HARRYCAT - 29 Jun 2016 08:08 - 225 of 233

Possibly a safe haven with much of it's revenue coming in $ and order book US and Asia facing.

HARRYCAT - 18 Jul 2016 07:51 - 226 of 233

Reuters - Japan's SoftBank Group Corp (9984.T) has agreed to buy British chip designer ARM Holdings (ARM.L) for 24.3 billion pounds ($32 billion), in a deal that will retain the company's management and grow its workforce.

Arm, Britain's preeminent technology company, said the two boards had reached agreement on the terms of the deal, with SoftBank paying 1,700 pence in cash for each ARM share, representing a premium of around 43 percent.

Shareholders will also receive a dividend.

SoftBank said it intended to preserve the ARM organisation, including its headquarters in Cambridge in central England, its existing senior management team, brand and partnership-based business model.

It also pledged to at least double ARM's employee headcount in the UK and increase its headcount outside of the country over the next five years.

cynic - 18 Jul 2016 08:14 - 227 of 233

my sipp is very happy :-)

Claret Dragon - 18 Jul 2016 08:42 - 228 of 233

Another British Company about to disappear.

HARRYCAT - 18 Jul 2016 08:45 - 229 of 233

I think the offer is subject to UK regulator approval, so not yet a done deal.
Softbank also own Sprint in the US, so possible conflict of interest?

hangon - 18 Jul 2016 14:22 - 230 of 233

Isn't it a great shame that those with money to invest only do so "Short-term" -or- speculatively as in Equities...?
Wouldn't it be nice to feel the Country backed good businesses . . . and that in time we ( our Pensions) would benefit from this progress?
-Not a bit of it _
We've sold off LSE ( Yikes!) and are about to sell ARM . . . despite previous models showing that foreign Buyers don't always keep their promises . . . . Cadbury

We should have a Minister for "Keeping what's Good" - and allow the Public ( Like Crowd-funding) to invest in these UK-enterprises. - shares appears to be the prime route, but over time that has been destroyed by Institutions that (Must-)have only their short-term interests at heart.

A new way of investing MUST remove the City and its greed, so there is a direct link between the Public and their money . . . . new ideas needed...

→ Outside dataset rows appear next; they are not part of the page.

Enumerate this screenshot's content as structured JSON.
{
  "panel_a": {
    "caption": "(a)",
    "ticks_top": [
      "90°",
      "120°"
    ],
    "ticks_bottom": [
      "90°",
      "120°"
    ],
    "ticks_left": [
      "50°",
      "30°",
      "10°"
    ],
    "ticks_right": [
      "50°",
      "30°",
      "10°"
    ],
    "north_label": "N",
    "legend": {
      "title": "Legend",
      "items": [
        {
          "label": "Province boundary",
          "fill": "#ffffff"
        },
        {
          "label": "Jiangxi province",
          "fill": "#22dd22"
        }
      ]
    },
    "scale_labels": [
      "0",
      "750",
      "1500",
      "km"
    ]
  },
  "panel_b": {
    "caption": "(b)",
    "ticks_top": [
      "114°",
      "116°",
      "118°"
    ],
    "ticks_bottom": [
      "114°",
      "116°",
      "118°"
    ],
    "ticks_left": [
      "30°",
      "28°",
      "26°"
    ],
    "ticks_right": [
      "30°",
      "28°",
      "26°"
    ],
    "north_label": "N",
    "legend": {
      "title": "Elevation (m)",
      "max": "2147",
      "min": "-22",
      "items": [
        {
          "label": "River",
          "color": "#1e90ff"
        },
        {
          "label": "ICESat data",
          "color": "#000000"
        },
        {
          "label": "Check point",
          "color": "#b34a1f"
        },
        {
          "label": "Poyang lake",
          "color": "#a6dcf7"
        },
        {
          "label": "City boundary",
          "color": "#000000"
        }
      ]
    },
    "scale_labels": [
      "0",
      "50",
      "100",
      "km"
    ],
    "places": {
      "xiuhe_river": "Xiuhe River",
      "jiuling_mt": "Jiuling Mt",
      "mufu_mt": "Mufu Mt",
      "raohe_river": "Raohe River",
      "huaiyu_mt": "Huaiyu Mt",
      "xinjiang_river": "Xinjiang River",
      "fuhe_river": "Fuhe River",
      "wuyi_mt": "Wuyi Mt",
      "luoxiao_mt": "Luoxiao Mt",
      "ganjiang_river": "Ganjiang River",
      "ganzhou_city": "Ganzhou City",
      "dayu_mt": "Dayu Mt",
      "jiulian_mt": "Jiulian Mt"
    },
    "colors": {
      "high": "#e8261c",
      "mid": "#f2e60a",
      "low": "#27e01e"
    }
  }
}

Claret Dragon - 18 Jul 2016 18:31 - 231 of 233

UK has sold too much and left nothing but the housing market. Next sector to be targeted.

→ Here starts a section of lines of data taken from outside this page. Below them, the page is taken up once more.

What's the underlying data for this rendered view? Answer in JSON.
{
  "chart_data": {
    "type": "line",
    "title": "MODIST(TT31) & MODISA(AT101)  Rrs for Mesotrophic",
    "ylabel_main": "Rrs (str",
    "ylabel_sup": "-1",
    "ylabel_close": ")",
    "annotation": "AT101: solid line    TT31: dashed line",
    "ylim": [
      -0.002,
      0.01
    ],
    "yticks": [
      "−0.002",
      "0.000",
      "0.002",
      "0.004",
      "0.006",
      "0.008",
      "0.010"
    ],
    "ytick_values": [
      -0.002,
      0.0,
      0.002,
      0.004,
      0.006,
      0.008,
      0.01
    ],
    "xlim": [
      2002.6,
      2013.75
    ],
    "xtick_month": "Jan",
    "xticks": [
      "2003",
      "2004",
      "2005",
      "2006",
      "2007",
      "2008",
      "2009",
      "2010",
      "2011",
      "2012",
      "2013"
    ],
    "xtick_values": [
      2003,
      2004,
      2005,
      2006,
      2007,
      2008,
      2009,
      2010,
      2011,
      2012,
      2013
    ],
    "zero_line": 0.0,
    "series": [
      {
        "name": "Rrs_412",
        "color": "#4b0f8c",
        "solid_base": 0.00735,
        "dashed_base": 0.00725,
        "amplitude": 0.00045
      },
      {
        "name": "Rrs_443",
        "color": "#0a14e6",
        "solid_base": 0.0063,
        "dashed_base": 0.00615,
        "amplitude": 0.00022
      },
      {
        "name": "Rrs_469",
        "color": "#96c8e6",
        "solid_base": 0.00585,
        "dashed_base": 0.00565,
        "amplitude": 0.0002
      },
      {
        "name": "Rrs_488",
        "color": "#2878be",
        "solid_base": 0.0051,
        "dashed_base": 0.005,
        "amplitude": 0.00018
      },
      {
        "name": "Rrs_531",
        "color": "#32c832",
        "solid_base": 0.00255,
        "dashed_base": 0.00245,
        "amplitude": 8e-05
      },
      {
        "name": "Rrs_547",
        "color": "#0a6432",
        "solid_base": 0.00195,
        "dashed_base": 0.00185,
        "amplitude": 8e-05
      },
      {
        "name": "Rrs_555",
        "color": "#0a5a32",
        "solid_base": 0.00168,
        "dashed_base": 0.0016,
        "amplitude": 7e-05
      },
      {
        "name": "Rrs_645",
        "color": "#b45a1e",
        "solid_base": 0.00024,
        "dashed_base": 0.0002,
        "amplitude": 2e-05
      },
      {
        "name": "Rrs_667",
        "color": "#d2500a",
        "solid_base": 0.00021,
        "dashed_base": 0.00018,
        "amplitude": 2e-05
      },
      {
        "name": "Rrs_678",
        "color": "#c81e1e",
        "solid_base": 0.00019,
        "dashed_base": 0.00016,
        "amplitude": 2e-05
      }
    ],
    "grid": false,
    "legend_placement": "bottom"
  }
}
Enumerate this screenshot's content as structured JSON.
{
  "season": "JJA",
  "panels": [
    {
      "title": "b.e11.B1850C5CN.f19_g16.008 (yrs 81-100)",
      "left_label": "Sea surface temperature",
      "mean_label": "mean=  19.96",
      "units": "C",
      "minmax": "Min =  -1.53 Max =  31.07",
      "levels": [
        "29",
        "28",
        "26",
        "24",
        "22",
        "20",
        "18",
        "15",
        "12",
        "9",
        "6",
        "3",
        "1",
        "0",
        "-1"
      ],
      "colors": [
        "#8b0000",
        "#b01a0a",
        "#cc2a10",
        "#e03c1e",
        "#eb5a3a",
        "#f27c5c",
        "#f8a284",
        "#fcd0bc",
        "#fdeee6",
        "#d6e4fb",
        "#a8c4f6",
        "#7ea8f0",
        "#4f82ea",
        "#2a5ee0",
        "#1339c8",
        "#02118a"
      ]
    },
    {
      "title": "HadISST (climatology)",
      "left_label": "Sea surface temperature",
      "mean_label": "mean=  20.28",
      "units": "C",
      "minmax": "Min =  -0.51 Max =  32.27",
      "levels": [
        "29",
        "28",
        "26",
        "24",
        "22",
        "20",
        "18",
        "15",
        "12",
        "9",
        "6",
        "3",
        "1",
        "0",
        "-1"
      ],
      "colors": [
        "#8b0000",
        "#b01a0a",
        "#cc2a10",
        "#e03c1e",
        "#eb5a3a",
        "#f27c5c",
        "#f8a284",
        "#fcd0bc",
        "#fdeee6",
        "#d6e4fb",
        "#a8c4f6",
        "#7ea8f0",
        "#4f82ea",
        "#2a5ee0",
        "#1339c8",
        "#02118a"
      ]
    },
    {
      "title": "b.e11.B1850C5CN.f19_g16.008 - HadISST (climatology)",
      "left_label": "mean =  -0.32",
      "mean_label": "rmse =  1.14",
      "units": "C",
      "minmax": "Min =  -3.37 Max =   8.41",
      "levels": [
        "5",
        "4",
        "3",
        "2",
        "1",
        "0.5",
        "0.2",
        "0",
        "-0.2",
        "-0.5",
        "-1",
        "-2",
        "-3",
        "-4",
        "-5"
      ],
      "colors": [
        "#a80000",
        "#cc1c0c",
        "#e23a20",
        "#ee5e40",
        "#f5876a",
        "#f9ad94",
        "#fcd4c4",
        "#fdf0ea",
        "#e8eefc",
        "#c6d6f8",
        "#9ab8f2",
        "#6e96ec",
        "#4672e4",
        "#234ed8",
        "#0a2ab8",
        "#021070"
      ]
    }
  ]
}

HARRYCAT - 18 Jul 2016 20:50 - 232 of 233

Conversely foreign investment has kept some of our industries alive, which would have gone to the wall otherwise.......car.......aviation......nuclear power.......steel (open to debate).......all matters relating to sport and sport industry (also open to debate!)......I'm sure there are many others. And you could argue that UK incorporated has a good many fingers in pies overseas.......I think it's called globalisation....for better or worse!